Friday, November 13, 2009
What’s Wrong with Torts (II)
In my previous post I suggested that torts are legal wrongs rather than moral wrongs, and that the concept of a legal wrong is not vacuous, but instead refers to the violation of a directive to refrain from interfering with important interests of others, such as bodily integrity. In this entry, I refine the definition of torts as wrongs, again based on a paper that Ben Zipursky and I are writing.
The Relationality of Tortious Wrongdoing
Torts always involve the violation of relational directives – that is, directives as to how one must act or refrain from acting toward a particular person or class of persons. Other legal wrongs such as crimes and regulatory offenses can be relational but they need not be. The purchase and possession of a controlled substance is a criminal wrong but it is not a relational wrong and therefore cannot be a tort. A gratuitous physical attack on someone is a relational wrong that is both a crime and a tort. Inadvertence toward another’s physical well-being can be the basis for tort liability but usually will not count as a crime.
Each tort is defined so as to be a relational wrong. A libel consists of the publication, in writing, of a defamatory statement about a particular person or persons. A fraud is a deceiving of another. This relational aspect to torts is partly what Cardozo had in mind when he famously asserted in Palsgraf that there is no negligence “in the air.” Carelessness provides the basis for tort liability only insofar as it is carelessness toward a person or class of persons.
To describe torts as relational legal wrongs is not to say that torts require a pre-existing relationship between wrongdoer and victim. A driver who drives carelessly with respect to a pedestrian is subject to liability for negligence if his careless driving proximately causes physical harm to the pedestrian. That they are strangers to one another does not in any way undermine the idea that the careless driver was careless as to the pedestrian.
Torts as Injurious Wrongs
It is common today to think of wrongful conduct in terms of two components: conduct and consequences. It is equally common to suppose that one can sensibly talk about wrongfulness only with respect to conduct, not consequences. The latter are said to be a matter of brute luck. For example, the wrongfulness of negligence is said to reside in the careless conduct of the wrongdoer. What happens as a result of that conduct – the victim’s injury – is just a matter of fact that, for reasons of policy, tort doctrine has deemed relevant to setting the sanction to be imposed on the careless actor for his wrongful action.
Although common, this view is mistaken and pernicious. Torts are not wrongful acts that happen to generate adverse consequences for another. Torts are injurious wrongs. To say the same thing, the directives contained in tort law do not enjoin actions per se. They enjoin injurings of various sorts. Take battery. On the standard but mistaken view, judicial decisions defining battery instruct us as follows: “Avoid actions that you hope will cause, or know will cause, the harmful or offensive touching of another.

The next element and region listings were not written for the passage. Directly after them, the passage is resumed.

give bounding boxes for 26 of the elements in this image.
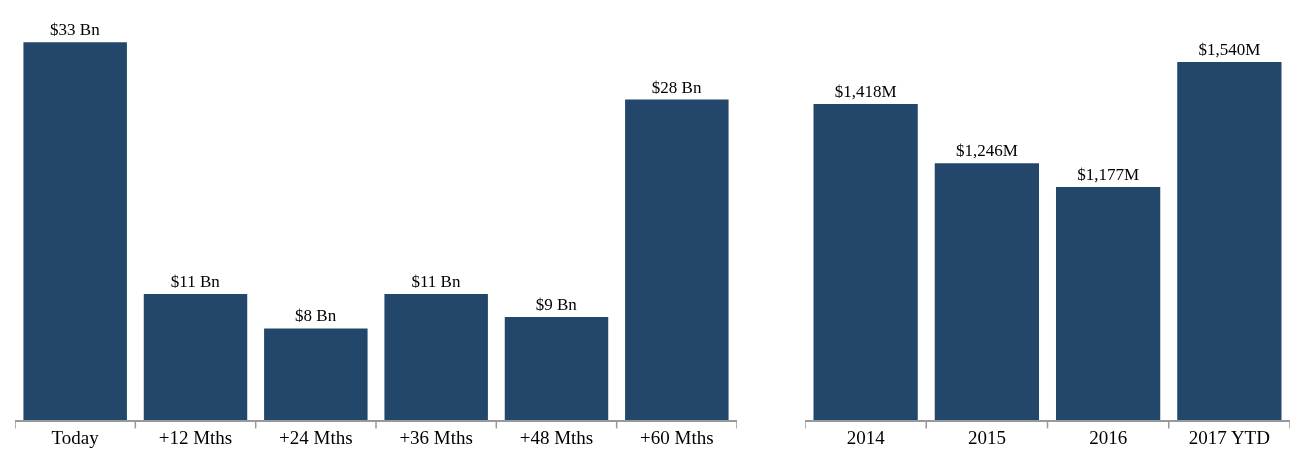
data-label: $8 Bn [295,306,337,326]
x-tick-label: 2016 [1089,427,1128,449]
bar [23,42,127,420]
x-tick-label: Today [51,427,100,449]
data-label: $9 Bn [535,295,578,314]
x-tick-label: 2017 YTD [1188,427,1270,449]
x-tick-label: +24 Mths [279,427,353,449]
x-tick-label: +60 Mths [640,427,714,449]
bar [264,328,368,420]
data-label: $11 Bn [411,272,461,292]
bar [504,317,609,420]
data-label: $1,540M [1198,39,1261,59]
data-label: $33 Bn [50,20,101,40]
x-tick-label: +12 Mths [158,427,233,449]
bar [625,99,729,420]
x-tick-label: +36 Mths [399,427,473,449]
x-tick-label: +48 Mths [519,427,594,449]
x-tick-label: 2015 [967,427,1006,449]
bar [384,294,488,420]
bar [143,294,248,420]
x-tick-label: 2014 [846,427,886,449]
data-label: $1,177M [1077,164,1140,184]
data-label: $1,418M [834,81,897,101]
data-label: $1,246M [955,141,1018,161]
data-label: $11 Bn [170,272,221,292]
data-label: $28 Bn [651,77,702,97]
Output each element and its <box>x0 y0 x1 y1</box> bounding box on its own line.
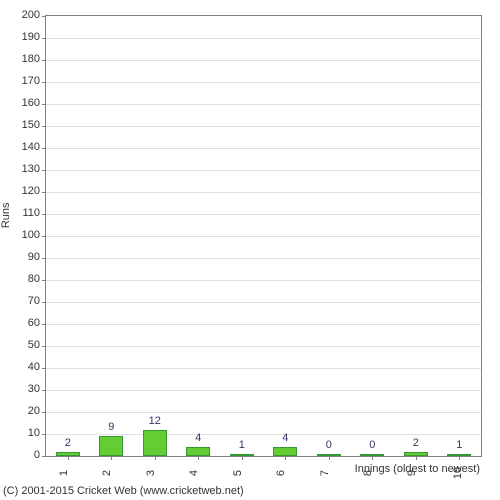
y-tick-mark <box>42 38 46 39</box>
y-tick-label: 100 <box>10 229 40 241</box>
x-tick-label: 4 <box>188 470 200 476</box>
y-tick-mark <box>42 82 46 83</box>
gridline <box>46 38 481 39</box>
x-tick-mark <box>459 456 460 460</box>
y-tick-mark <box>42 434 46 435</box>
y-tick-label: 180 <box>10 53 40 65</box>
y-tick-mark <box>42 170 46 171</box>
y-tick-label: 150 <box>10 119 40 131</box>
gridline <box>46 104 481 105</box>
y-tick-mark <box>42 368 46 369</box>
gridline <box>46 412 481 413</box>
x-tick-label: 6 <box>275 470 287 476</box>
x-tick-mark <box>372 456 373 460</box>
y-tick-label: 80 <box>10 273 40 285</box>
y-tick-label: 40 <box>10 361 40 373</box>
y-tick-mark <box>42 280 46 281</box>
y-tick-label: 160 <box>10 97 40 109</box>
y-tick-label: 120 <box>10 185 40 197</box>
y-tick-mark <box>42 148 46 149</box>
y-tick-label: 200 <box>10 9 40 21</box>
plot-area: 2 9 12 4 1 4 0 0 2 1 <box>45 15 482 457</box>
x-tick-label: 2 <box>101 470 113 476</box>
x-tick-label: 1 <box>58 470 70 476</box>
bar <box>273 447 297 456</box>
gridline <box>46 390 481 391</box>
bar-value-label: 12 <box>149 415 161 427</box>
y-tick-label: 110 <box>10 207 40 219</box>
gridline <box>46 368 481 369</box>
bar-value-label: 4 <box>195 432 201 444</box>
bar-value-label: 4 <box>282 432 288 444</box>
y-tick-label: 90 <box>10 251 40 263</box>
bar-value-label: 0 <box>326 439 332 451</box>
gridline <box>46 126 481 127</box>
gridline <box>46 214 481 215</box>
gridline <box>46 346 481 347</box>
y-tick-label: 130 <box>10 163 40 175</box>
gridline <box>46 324 481 325</box>
y-tick-mark <box>42 236 46 237</box>
bar-value-label: 9 <box>108 421 114 433</box>
y-tick-mark <box>42 346 46 347</box>
x-tick-mark <box>111 456 112 460</box>
x-tick-label: 10 <box>452 467 464 479</box>
bar <box>143 430 167 456</box>
y-tick-label: 20 <box>10 405 40 417</box>
chart-container: 29124140021 Runs Innings (oldest to newe… <box>0 0 500 500</box>
x-tick-label: 3 <box>145 470 157 476</box>
gridline <box>46 148 481 149</box>
bar-value-label: 0 <box>369 439 375 451</box>
y-tick-label: 0 <box>10 449 40 461</box>
bar <box>99 436 123 456</box>
y-tick-mark <box>42 390 46 391</box>
x-tick-mark <box>198 456 199 460</box>
y-tick-mark <box>42 104 46 105</box>
gridline <box>46 236 481 237</box>
gridline <box>46 170 481 171</box>
y-tick-label: 10 <box>10 427 40 439</box>
y-tick-label: 60 <box>10 317 40 329</box>
x-tick-mark <box>416 456 417 460</box>
x-tick-mark <box>68 456 69 460</box>
x-tick-label: 9 <box>406 470 418 476</box>
y-tick-mark <box>42 60 46 61</box>
y-tick-label: 140 <box>10 141 40 153</box>
x-tick-label: 8 <box>362 470 374 476</box>
x-tick-mark <box>242 456 243 460</box>
y-tick-label: 70 <box>10 295 40 307</box>
gridline <box>46 280 481 281</box>
y-tick-mark <box>42 126 46 127</box>
gridline <box>46 192 481 193</box>
y-tick-mark <box>42 192 46 193</box>
x-tick-mark <box>155 456 156 460</box>
y-tick-mark <box>42 324 46 325</box>
bar <box>186 447 210 456</box>
y-tick-mark <box>42 412 46 413</box>
x-tick-mark <box>329 456 330 460</box>
x-tick-label: 5 <box>232 470 244 476</box>
y-tick-mark <box>42 16 46 17</box>
x-tick-label: 7 <box>319 470 331 476</box>
gridline <box>46 60 481 61</box>
y-tick-label: 30 <box>10 383 40 395</box>
gridline <box>46 82 481 83</box>
y-tick-mark <box>42 302 46 303</box>
bar-value-label: 1 <box>456 439 462 451</box>
y-tick-mark <box>42 214 46 215</box>
gridline <box>46 434 481 435</box>
y-tick-label: 190 <box>10 31 40 43</box>
x-tick-mark <box>285 456 286 460</box>
copyright-text: (C) 2001-2015 Cricket Web (www.cricketwe… <box>3 485 244 497</box>
y-tick-label: 50 <box>10 339 40 351</box>
bar-value-label: 2 <box>413 437 419 449</box>
bar-value-label: 1 <box>239 439 245 451</box>
y-tick-mark <box>42 456 46 457</box>
gridline <box>46 302 481 303</box>
y-tick-mark <box>42 258 46 259</box>
gridline <box>46 258 481 259</box>
bar-value-label: 2 <box>65 437 71 449</box>
y-tick-label: 170 <box>10 75 40 87</box>
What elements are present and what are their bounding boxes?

If you don’t avoid such actions, you will have done wrong. And if it turns out that your wrong ends up causing the right sort of consequence for another, you will be ordered to indemnify that other her losses.” A better rendition of the directive contained in the tort of battery is this: “Don’t touch others in ways that tend to be harmful or are widely regarded as offensive.” On this rendering of battery, until there is a touching no wrong has been done. Likewise, the directive built into negligence law is not properly characterized as: “Act with due care toward others.” It is instead: “Do not injure someone by acting without due care toward him or persons situated like him.” Until there is injury, the wrong of negligence has not been committed.
Connecting the Dots
Torts are violations of duly enacted directives that enjoin us from injuring others by acting wrongfully toward them. They are legal, relational, injurious wrongs. Only when one understands that torts are wrongs of this special sort can one make sense of why tort law connects the commission of a wrong to the filing of lawsuits for damages and other remedies. By definition, torts are legal wrongs that have victims – the person or persons who has or have been wrongfully injured by virtue of a violation of one of tort law’s directives. This is why it is natural and appropriate for tort law to grant to the victim a right to respond through law to obtain redress for the wrong done to her. The particular way in which tort law defines wrongs and the particular form of response it permits are two sides of the same coin.